David Blair
- Date of birth: July 14, 1985 (age 39)
- Place of birth: Edinburgh, Scotland
- Height: 5 ft 11 in (1.80 m)
- Weight: 176 lb (80 kg; 12 st 8 lb)
- School: St Leonards School
- University: University of Stirling

Rugby union career
- Position(s): Fullback, Fly-half

Senior career
- Years: Team / Apps / (Points)
- 2005-2007: Sale Sharks / 6 / (16)
- 2007-2011: Edinburgh / 55 / (162)

International career
- Years: Team / Apps / (Points)
- 2009-2010: Scotland A / 5 / (23)

= David Blair (rugby union) =

Scottish rugby union player

David William Blair (born 14 July 1985) is a Scottish former rugby union player who played Stand Off and played for Sale Sharks from 2003 to 2007 and then Edinburgh Gunners in the Magners League from 2007 to 2011. Blair was captain and the highest points scorer for Scotland Under 21 in the team's history.
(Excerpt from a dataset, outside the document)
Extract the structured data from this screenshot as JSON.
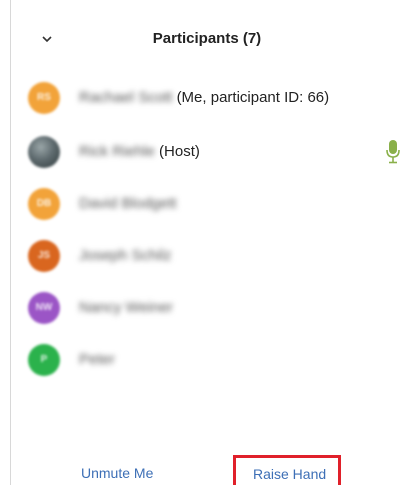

He is the younger brother of Scotland captain Mike Blair who also plays for Edinburgh, as did a third brother Alex. David Blair started at Sale Sharks and then moved to Edinburgh to join up with his brother. David has also represented Scotland A team on several occasions.

An injury to Phil Godman in September 2010 made him the first choice standoff for Edinburgh. He started with a man of the match performance to beat Leinster.